Publié le par Nema Revi

« […] puis le bruit décroissant, s'amenuisant, s'éteignant, laissant de nouveau place au silence, à la paix nocturne où claquaient encore, de plus en plus espacées, les dernières gouttes, puis, quoiqu'il n'y eût pas un souffle, tout un arbre sans doute comme s'ébrouant, frissonnant, toutes ses feuilles déversant une brusque et ultime pluie, puis quelques gouttes encore, groupées, puis, un long moment après, une autre – puis plus rien. »

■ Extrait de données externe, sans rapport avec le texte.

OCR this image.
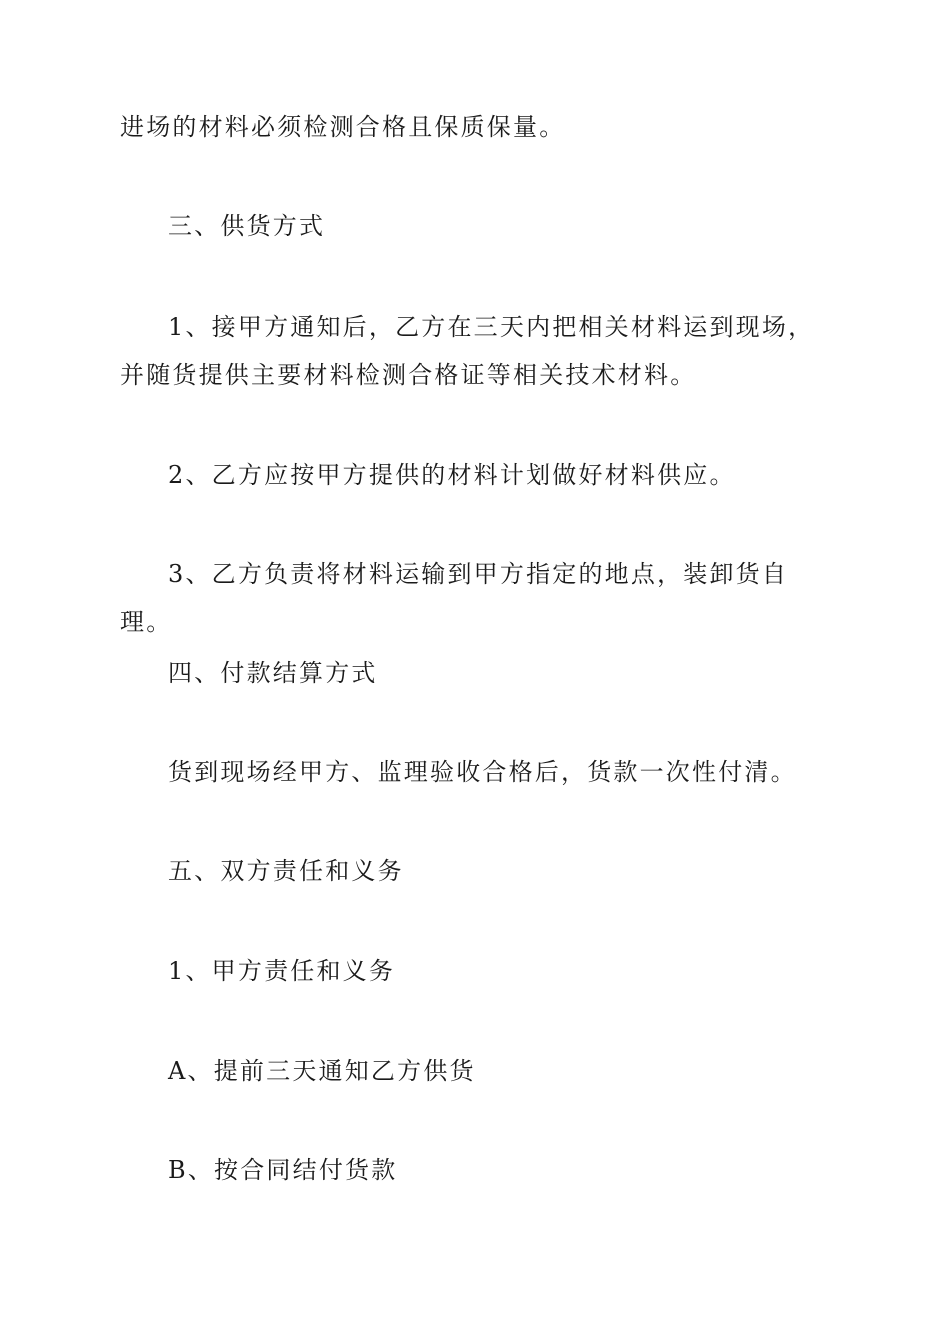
进场的材料必须检测合格且保质保量。

三、供货方式

1、接甲方通知后，乙方在三天内把相关材料运到现场，并随货提供主要材料检测合格证等相关技术材料。

2、乙方应按甲方提供的材料计划做好材料供应。

3、乙方负责将材料运输到甲方指定的地点，装卸货自理。

四、付款结算方式

货到现场经甲方、监理验收合格后，货款一次性付清。

五、双方责任和义务

1、甲方责任和义务

A、提前三天通知乙方供货

B、按合同结付货款
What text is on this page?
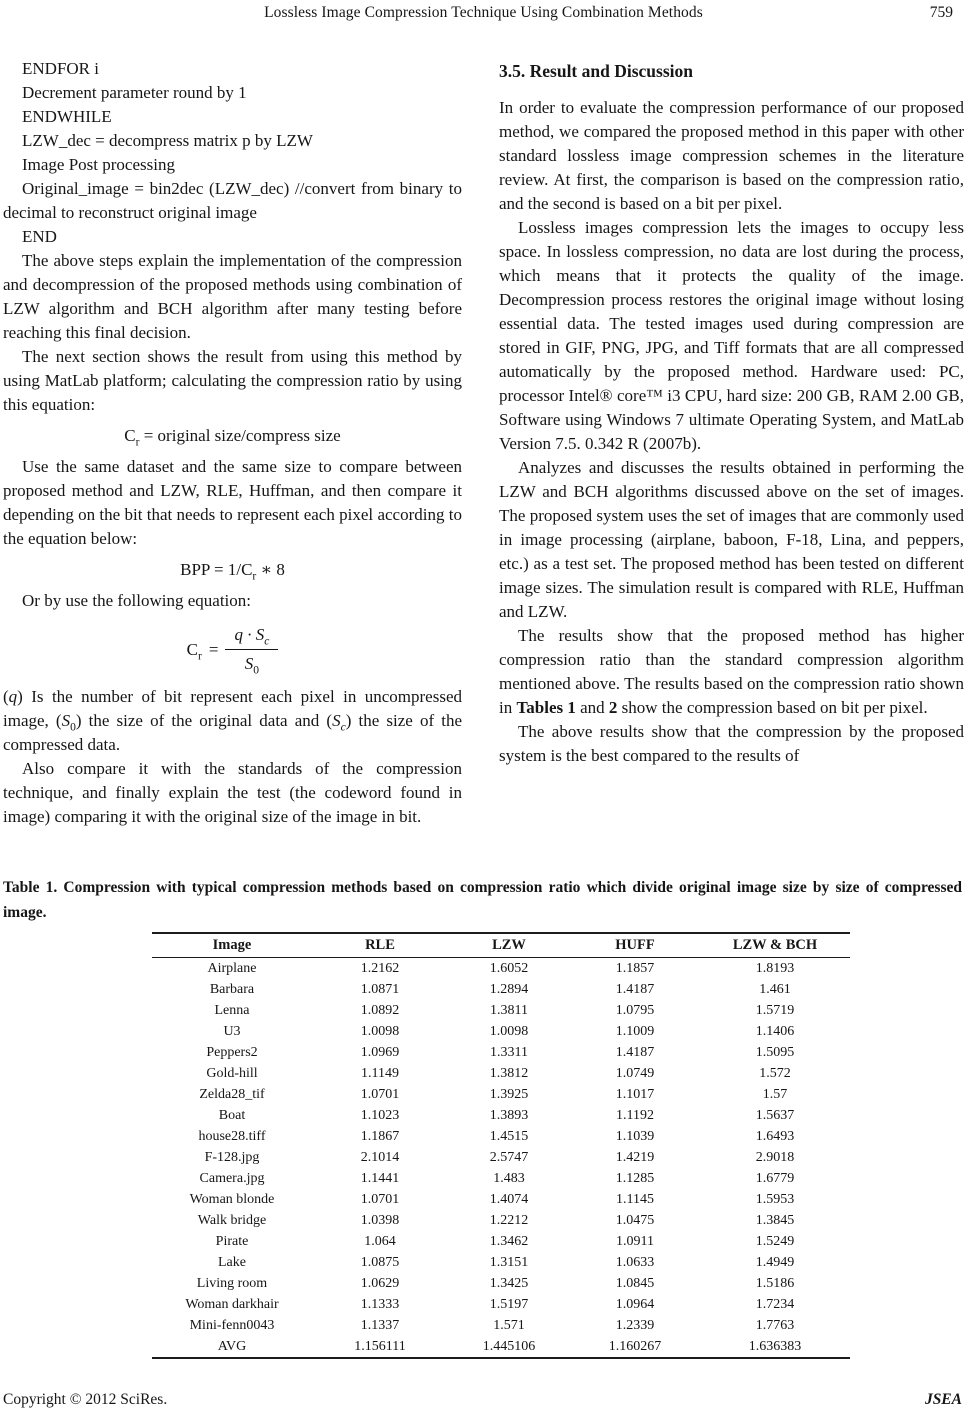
Lossless Image Compression Technique Using Combination Methods	759
ENDFOR i
Decrement parameter round by 1
ENDWHILE
LZW_dec = decompress matrix p by LZW
Image Post processing

Original_image = bin2dec (LZW_dec) //convert from binary to decimal to reconstruct original image

END

The above steps explain the implementation of the compression and decompression of the proposed methods using combination of LZW algorithm and BCH algorithm after many testing before reaching this final decision.

The next section shows the result from using this method by using MatLab platform; calculating the compression ratio by using this equation:

$C_r$ = original size/compress size

Use the same dataset and the same size to compare between proposed method and LZW, RLE, Huffman, and then compare it depending on the bit that needs to represent each pixel according to the equation below:

BPP = $1/C_r$ ∗ 8

Or by use the following equation:

$C_r = \frac{q \cdot S_c}{S_0}$

(q) Is the number of bit represent each pixel in uncompressed image, $(S_0)$ the size of the original data and $(S_c)$ the size of the compressed data.

Also compare it with the standards of the compression technique, and finally explain the test (the codeword found in image) comparing it with the original size of the image in bit.

3.5. Result and Discussion

In order to evaluate the compression performance of our proposed method, we compared the proposed method in this paper with other standard lossless image compression schemes in the literature review. At first, the comparison is based on the compression ratio, and the second is based on a bit per pixel.

Lossless images compression lets the images to occupy less space. In lossless compression, no data are lost during the process, which means that it protects the quality of the image. Decompression process restores the original image without losing essential data. The tested images used during compression are stored in GIF, PNG, JPG, and Tiff formats that are all compressed automatically by the proposed method. Hardware used: PC, processor Intel® core™ i3 CPU, hard size: 200 GB, RAM 2.00 GB, Software using Windows 7 ultimate Operating System, and MatLab Version 7.5. 0.342 R (2007b).

Analyzes and discusses the results obtained in performing the LZW and BCH algorithms discussed above on the set of images. The proposed system uses the set of images that are commonly used in image processing (airplane, baboon, F-18, Lina, and peppers, etc.) as a test set. The proposed method has been tested on different image sizes. The simulation result is compared with RLE, Huffman and LZW.

The results show that the proposed method has higher compression ratio than the standard compression algorithm mentioned above. The results based on the compression ratio shown in Tables 1 and 2 show the compression based on bit per pixel.

The above results show that the compression by the proposed system is the best compared to the results of

Table 1. Compression with typical compression methods based on compression ratio which divide original image size by size of compressed image.

Image	RLE	LZW	HUFF	LZW & BCH
Airplane	1.2162	1.6052	1.1857	1.8193
Barbara	1.0871	1.2894	1.4187	1.461
Lenna	1.0892	1.3811	1.0795	1.5719
U3	1.0098	1.0098	1.1009	1.1406
Peppers2	1.0969	1.3311	1.4187	1.5095
Gold-hill	1.1149	1.3812	1.0749	1.572
Zelda28_tif	1.0701	1.3925	1.1017	1.57
Boat	1.1023	1.3893	1.1192	1.5637
house28.tiff	1.1867	1.4515	1.1039	1.6493
F-128.jpg	2.1014	2.5747	1.4219	2.9018
Camera.jpg	1.1441	1.483	1.1285	1.6779
Woman blonde	1.0701	1.4074	1.1145	1.5953
Walk bridge	1.0398	1.2212	1.0475	1.3845
Pirate	1.064	1.3462	1.0911	1.5249
Lake	1.0875	1.3151	1.0633	1.4949
Living room	1.0629	1.3425	1.0845	1.5186
Woman darkhair	1.1333	1.5197	1.0964	1.7234
Mini-fenn0043	1.1337	1.571	1.2339	1.7763
AVG	1.156111	1.445106	1.160267	1.636383
Copyright © 2012 SciRes.	JSEA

Claude Simon, L'Herbe, Les Editions de Minuit, coll. Double, 1986, p.184 (ce sont les dernières lignes du roman).

 

Le fragment de texte cité pourrait être une amorce d'écriture dans une séance de l'atelier. Il s'agit de se saisir d'un événement en cours dans le monde réel – la fin d'un orage dans le récit de Claude Simon – pour donner son rythme et son objet à une écriture. Noter l'ensemble des sensations perçues, sans souci d'ordonner une quelconque description, mais avec précision, en s'emparant du détail comme d'un morceau du réel en gros plan. Assembler ces notations en s'efforçant de restituer la durée, la vitesse des phénomènes survenus par des fragments de phrases séparés par des traits, plutôt que d'utiliser la ponctuation traditionnelle.

On remarquera dans l'extrait cité de Claude Simon, l'emploi de participes présents qui établissent une présence comme dilatée de ce qui advient tout au long de la séquence, tandis que la scansion des virgules suspend des pauses jusqu'au silence final.

On peut ainsi découvrir le champ d'une écriture poétique.